Daftar 9 Pemain Top yang Gagal Bersinar di Liga Inggris
Liga Inggris dikenal sebagai kompetisi dengan persaingan ketat yang membuat banyak pemain bintang kesulitan menampilkan performa terbaiknya. Tidak sedikit pemain yang sukses di liga lain atau Timnas justru gagal bersinar di Premier League. Mateja Kezman, yang pindah ke Chelsea dari PSV Eindhoven pada 2004, hanya mencetak tujuh gol dari 40 laga.
Ia tak mampu mengulang kesuksesan di Eredivisie meski berprestasi di level internasional dengan 17 gol untuk Yugoslavia dan Serbia & Montenegro. Adrian Mutu memiliki catatan buruk di Chelsea akibat penggunaan narkoba. Meski demikian, ia tetap menjadi pencetak gol terbanyak Rumania dengan 35 gol dari 77 penampilan.
Christian Poulsen seolah terlambat beradaptasi di Liverpool pada musim 2010/2011. Meski gagal bersinar di Inggris, ia mencatatkan 96 caps untuk Denmark dan pernah tampil di dua Piala Dunia dan satu Kejuaraan Eropa.

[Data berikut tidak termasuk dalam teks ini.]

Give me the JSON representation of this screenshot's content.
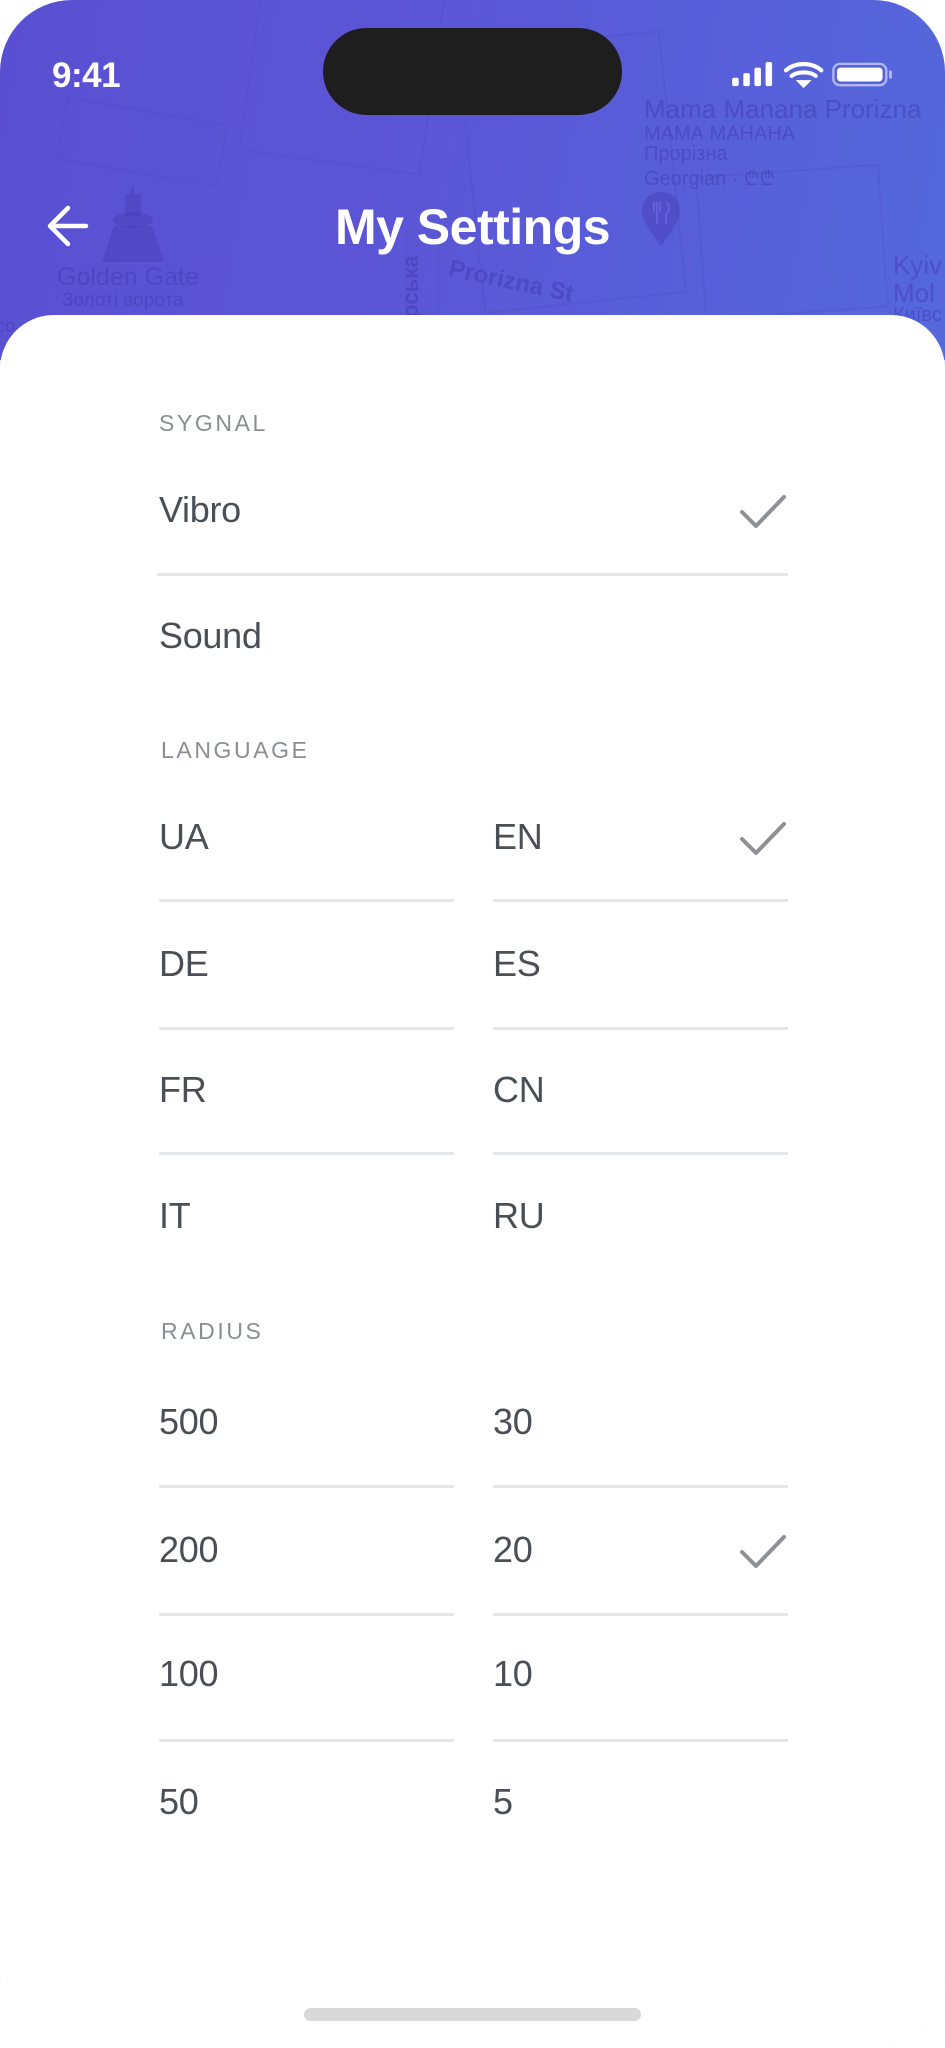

Andriy Shevchenko, legenda Ukraina dan pemenang Ballon d'Or, mengalami penurunan performa di Chelsea dengan hanya sembilan gol dalam 48 pertandingan. Ia kemudian kembali ke AC Milan dan Dynamo Kiev untuk menambah koleksi golnya. Robinho yang bergabung dengan Manchester City pada 2008, gagal memenuhi ekspektasi walaupun mencetak 14 gol dalam 41 laga. Di level internasional, ia tampil impresif dengan 28 gol untuk Brasil dan dua Piala Dunia.
Diego Forlan, peraih Golden Ball Piala Dunia 2010, tidak mampu menonjolkan performa serupa di Manchester United. Ia hanya menyumbang 10 gol dalam 63 laga Premier League meski memiliki 112 caps untuk Uruguay. El Hadji Diouf menjadi pemain kontroversial di Liverpool dengan catatan tiga gol dari 55 pertandingan. Sikap buruknya, termasuk meludahi suporter, membuat kariernya di Inggris meredup meski berkontribusi di Piala Dunia 2002 untuk Senegal.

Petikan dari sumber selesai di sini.